In this case, the principal facts are uncontroverted. The danger' point was 30 feet from where the driver of the automobile left the road. The city had taken precaution not only to erect barriers, but had placed red lights to give warning of danger and mark the line of the road. This, in my opinion, was all that the city was required to do, and if the driver of a vehicle, whether propelled by steam or otherwise, proceeded in the face of these barriers and warnings, which he was bound to see if he used ordinary prudence and care, he did so at his own peril, and the injury which resulted to him or to his passenger was due to his own recklessness, and not to any negligence on the part of the road authorities. I cannot consent to the proposition that the city is to be held responsible for an inference drawn by the automobile driver when he was some distance away as to what the red lights indicated, for the facts show conclusively that his inference was erroneous, and a moment’s stop at the first red light, and even a casual examination of surroundings, would have disclosed to him his error. In my opinion, the fact that there were excavations or other unsafe places alleged or proven to be dangerously near the road at other points than where the accident occurred does not have any bearing in deciding this case. The principle is, the liability for an injury resulting from an unsafe highway must be based upon conditions at the point where such injury occurred, and not upon such as may exist at other points along the way. If, therefore, the barriers or signals, or both together, at the point where the automobile left the beaten track, were sufficient — and in my view of it they were — the city should not be mulcted in damages for an injury occasioned by the conduct of a driver who carelessly strayed from the way, and without taking notice of the warnings, which were ample,- heedlessly drove over a precipice 30 feet distant.

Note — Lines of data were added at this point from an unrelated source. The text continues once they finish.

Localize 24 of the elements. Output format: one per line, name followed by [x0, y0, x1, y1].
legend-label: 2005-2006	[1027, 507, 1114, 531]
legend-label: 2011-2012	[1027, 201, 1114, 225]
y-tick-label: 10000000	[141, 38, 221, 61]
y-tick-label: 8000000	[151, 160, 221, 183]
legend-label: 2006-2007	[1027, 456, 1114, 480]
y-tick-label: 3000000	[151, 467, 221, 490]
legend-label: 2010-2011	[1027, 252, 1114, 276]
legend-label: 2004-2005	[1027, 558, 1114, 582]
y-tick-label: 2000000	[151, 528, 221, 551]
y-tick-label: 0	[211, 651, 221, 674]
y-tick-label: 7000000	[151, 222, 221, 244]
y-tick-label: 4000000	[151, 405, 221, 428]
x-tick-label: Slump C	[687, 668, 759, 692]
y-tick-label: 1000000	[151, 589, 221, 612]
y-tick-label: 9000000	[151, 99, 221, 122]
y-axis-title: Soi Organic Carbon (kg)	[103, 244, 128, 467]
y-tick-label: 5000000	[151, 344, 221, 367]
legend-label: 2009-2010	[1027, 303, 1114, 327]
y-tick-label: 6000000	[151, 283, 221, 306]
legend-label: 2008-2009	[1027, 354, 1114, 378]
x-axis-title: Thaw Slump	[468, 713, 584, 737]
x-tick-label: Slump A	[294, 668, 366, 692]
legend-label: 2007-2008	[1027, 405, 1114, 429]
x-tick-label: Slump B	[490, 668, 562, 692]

The law in regard to public roads has been heretofore administered in view of the character of vehicles and means of propelling which have generally been in use. The public highways have not until recently been used for the operation of cars and vehicles propelled by *651steam and electricity, and possibly in the further consideration by the courts of questions affecting the liability of municipalities, or communities for defective public roads these facts will play an important part. It is a matter of common knowledge that horses, the animals usually" employed in drawing vehicles upon the public highways, instinctively avoid danger. They will not go over a precipice nor step into a dangerous excavation. Even in the. nighttime, in the darkness, they will keep the beaten way. In the operation of a steam engine the whole responsibility rests upon the driver. He has no assistance from his motive power in discovering the presence of danger or avoiding it, and therefore, it seems to me, the inevitable consequence must he that the courts will be constrained to hold that a greater degree of care and caution devolves upon one who operates a steam machine upon a public highway than is required of one traveling in the usual maimer. But this last proposition is aside from the question involved here, and I merely mention it because it has occurred to me.

For the reasons given, I do not concur in the opinion of the court in this case.